Fleetwood Mac

1977: Warner Bros 3010-2

  1. Second Hand News
  2. Dreams
  3. Never Going Back Again
  4. Don’t Stop
  5. Go Your Own Way
  6. Songbird
  7. The Chain
  8. You Make Loving Fun
  9. I Don’t Want to Know
  10. Oh Daddy
  11. Gold Dust Woman

It’s a quirk of my adult life that I keep this album (metaphorically) in a wooden box, latched and kept on a high shelf, out of sight. Certainly it’s an album that doesn’t deserve to be so withheld and so uncelebrated. I just celebrated it so much in a certain context in the mid-1980s that it’s become a bit too strongly intertwined with my experiences of those times, and as a result enjoying it now requires a certain effort to disconnect the associations.
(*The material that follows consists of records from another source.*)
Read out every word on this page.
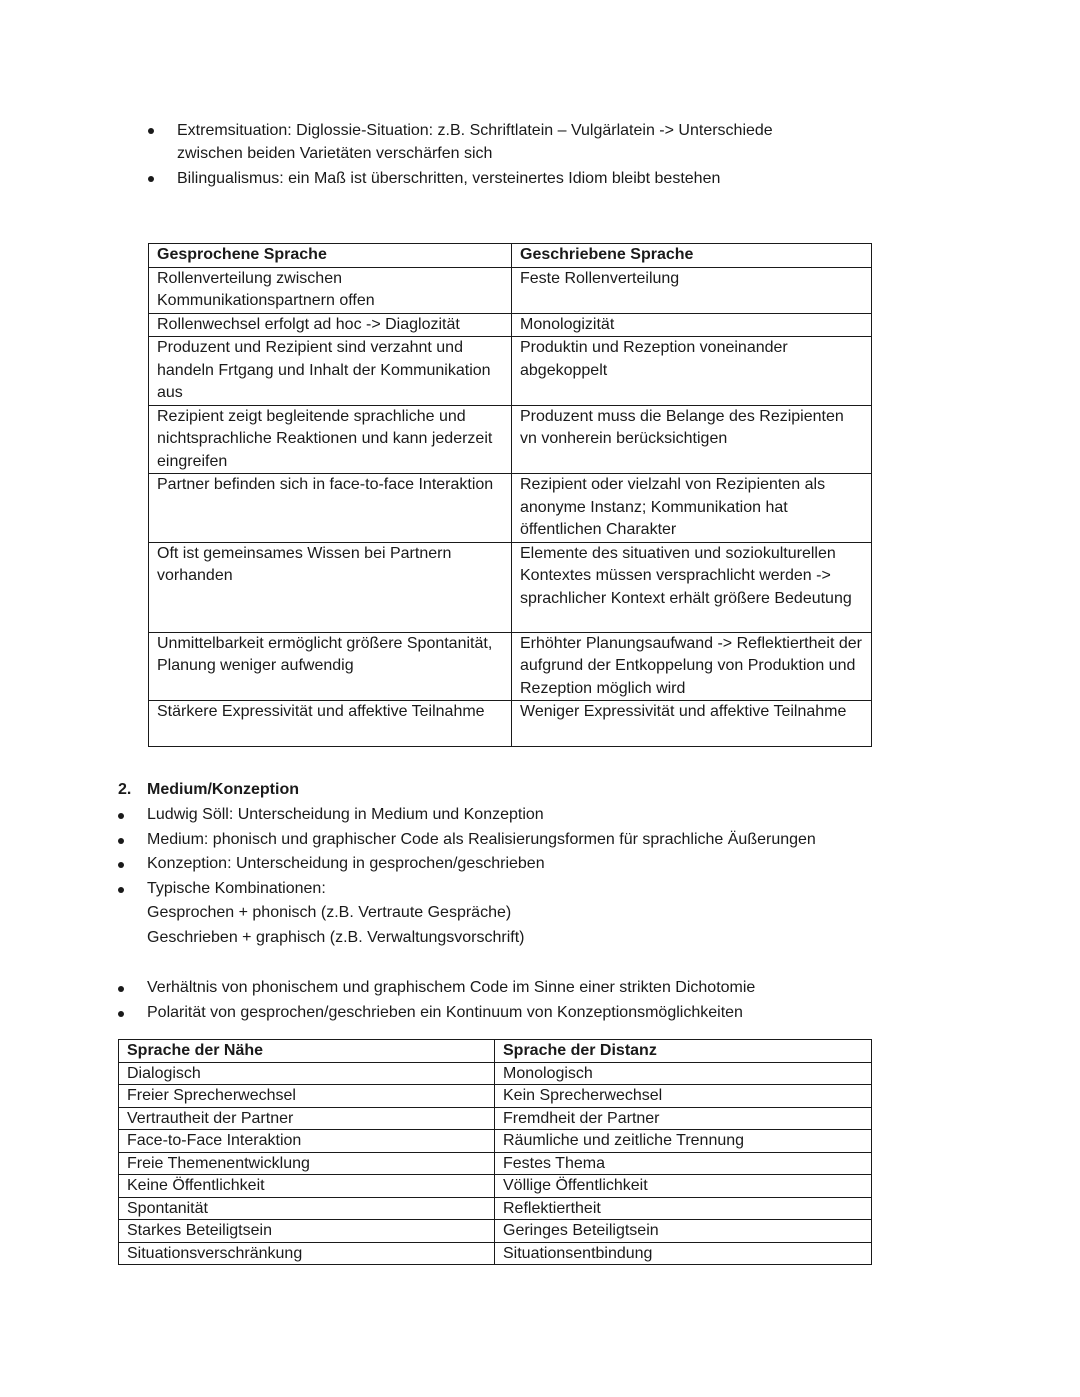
Extremsituation: Diglossie-Situation: z.B. Schriftlatein – Vulgärlatein -> Unterschiede
zwischen beiden Varietäten verschärfen sich
Bilingualismus: ein Maß ist überschritten, versteinertes Idiom bleibt bestehen
Gesprochene Sprache	Geschriebene Sprache
Rollenverteilung zwischen Kommunikationspartnern offen	Feste Rollenverteilung
Rollenwechsel erfolgt ad hoc -> Diaglozität	Monologizität
Produzent und Rezipient sind verzahnt und handeln Frtgang und Inhalt der Kommunikation aus	Produktin und Rezeption voneinander abgekoppelt
Rezipient zeigt begleitende sprachliche und nichtsprachliche Reaktionen und kann jederzeit eingreifen	Produzent muss die Belange des Rezipienten vn vonherein berücksichtigen
Partner befinden sich in face-to-face Interaktion	Rezipient oder vielzahl von Rezipienten als anonyme Instanz; Kommunikation hat öffentlichen Charakter
Oft ist gemeinsames Wissen bei Partnern vorhanden	Elemente des situativen und soziokulturellen Kontextes müssen versprachlicht werden -> sprachlicher Kontext erhält größere Bedeutung
Unmittelbarkeit ermöglicht größere Spontanität, Planung weniger aufwendig	Erhöhter Planungsaufwand -> Reflektiertheit der aufgrund der Entkoppelung von Produktion und Rezeption möglich wird
Stärkere Expressivität und affektive Teilnahme	Weniger Expressivität und affektive Teilnahme
2. Medium/Konzeption
Ludwig Söll: Unterscheidung in Medium und Konzeption
Medium: phonisch und graphischer Code als Realisierungsformen für sprachliche Äußerungen
Konzeption: Unterscheidung in gesprochen/geschrieben
Typische Kombinationen:
Gesprochen + phonisch (z.B. Vertraute Gespräche)
Geschrieben + graphisch (z.B. Verwaltungsvorschrift)
Verhältnis von phonischem und graphischem Code im Sinne einer strikten Dichotomie
Polarität von gesprochen/geschrieben ein Kontinuum von Konzeptionsmöglichkeiten
Sprache der Nähe	Sprache der Distanz
Dialogisch	Monologisch
Freier Sprecherwechsel	Kein Sprecherwechsel
Vertrautheit der Partner	Fremdheit der Partner
Face-to-Face Interaktion	Räumliche und zeitliche Trennung
Freie Themenentwicklung	Festes Thema
Keine Öffentlichkeit	Völlige Öffentlichkeit
Spontanität	Reflektiertheit
Starkes Beteiligtsein	Geringes Beteiligtsein
Situationsverschränkung	Situationsentbindung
The album’s legendary, iconic status also complicates listenings. In that, Rumours is, appropriately, like a drug: after the initial period of ecstasy and delight, future encounters demand not just a repeat performance but a repeat of the high the first listenings held. Individual tracks break out and go on little solo tours of their own (how appropriate that metaphor is…), and the album as a whole loses its containing bubble.

Having said all that by way of apology for my own quirks, of course I will chime in with the general consensus that Rumours is a musical landmark. What it marks is another matter. For me I’d say that it’s a brilliant photograph of an explosion: there’s creativity here not just converging but briefly fusing into a whole, yet all of the individual elements are still distinct…I suppose this is the moment where the ingredients jelled and a Fleetwood Mac equivalent of Stonehenge was created. Before this the group was still a soup of disparate elements, and after this the ingredients separated again and moved into different dishes. But what a moment!!!
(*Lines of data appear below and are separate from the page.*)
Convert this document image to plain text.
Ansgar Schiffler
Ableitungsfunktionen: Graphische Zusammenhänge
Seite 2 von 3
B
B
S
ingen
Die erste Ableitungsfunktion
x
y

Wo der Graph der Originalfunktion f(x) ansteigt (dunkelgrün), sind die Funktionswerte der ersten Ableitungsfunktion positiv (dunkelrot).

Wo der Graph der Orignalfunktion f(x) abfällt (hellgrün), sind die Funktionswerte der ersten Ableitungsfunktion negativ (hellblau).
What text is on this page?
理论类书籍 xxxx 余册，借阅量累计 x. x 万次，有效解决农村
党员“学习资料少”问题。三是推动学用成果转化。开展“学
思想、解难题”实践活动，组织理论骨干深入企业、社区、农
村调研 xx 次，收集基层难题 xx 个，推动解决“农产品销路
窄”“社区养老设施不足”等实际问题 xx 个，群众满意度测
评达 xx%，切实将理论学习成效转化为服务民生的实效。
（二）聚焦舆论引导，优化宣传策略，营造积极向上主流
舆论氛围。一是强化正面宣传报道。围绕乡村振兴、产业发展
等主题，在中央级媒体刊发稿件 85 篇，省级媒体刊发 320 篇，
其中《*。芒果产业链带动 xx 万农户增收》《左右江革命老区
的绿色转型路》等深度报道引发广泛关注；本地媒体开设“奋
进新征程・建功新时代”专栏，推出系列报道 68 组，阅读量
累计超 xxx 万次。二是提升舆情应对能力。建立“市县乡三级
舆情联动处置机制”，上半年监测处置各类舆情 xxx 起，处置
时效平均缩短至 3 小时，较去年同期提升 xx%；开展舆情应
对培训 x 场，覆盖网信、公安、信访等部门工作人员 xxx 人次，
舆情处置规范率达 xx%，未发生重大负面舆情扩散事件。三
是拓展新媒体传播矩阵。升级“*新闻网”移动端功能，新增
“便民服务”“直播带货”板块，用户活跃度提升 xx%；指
I’m delighted to discover on revisiting the album (as I said, I tend to keep it on a shelf) that it sounds not just like a fascinating Fleetwood Mac album but simultaneously like a Greatest Hits of Fleetwood Mac’s members. As someone who tended to respond most vividly to the Buckingham/Nicks material, it’s a treat to come back and hear, for example, Christine McVie’s moving artistry—voice, piano, and songwriting—as an equal and still arresting force.
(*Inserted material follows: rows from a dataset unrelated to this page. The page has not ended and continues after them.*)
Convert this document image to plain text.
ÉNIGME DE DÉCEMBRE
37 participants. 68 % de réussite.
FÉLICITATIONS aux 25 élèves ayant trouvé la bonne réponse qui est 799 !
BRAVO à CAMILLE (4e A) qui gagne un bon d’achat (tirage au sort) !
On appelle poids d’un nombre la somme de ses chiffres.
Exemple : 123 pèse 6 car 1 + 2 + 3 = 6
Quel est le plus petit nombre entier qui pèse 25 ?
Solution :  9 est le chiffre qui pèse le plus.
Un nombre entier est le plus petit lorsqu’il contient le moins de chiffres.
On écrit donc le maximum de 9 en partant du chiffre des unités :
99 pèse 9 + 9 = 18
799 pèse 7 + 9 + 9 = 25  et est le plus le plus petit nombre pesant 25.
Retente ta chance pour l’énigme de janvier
There is a certain amusement to be had—hilarity, even, if you’re in the mood—from the range of styles this album offers. There’s balladry, twangy pre-rockabilly, darkness, sunshiny pop, and threads of elements from pre-and post-Fleetwood Mac members’ body of work. And it sounds like everyone got some time in the spotlight on this album, so maybe it’s a kind of pinnacle to consider (either from the summit or from the viewpoints around it). In any case, it’s well worth considering. Repeatedly.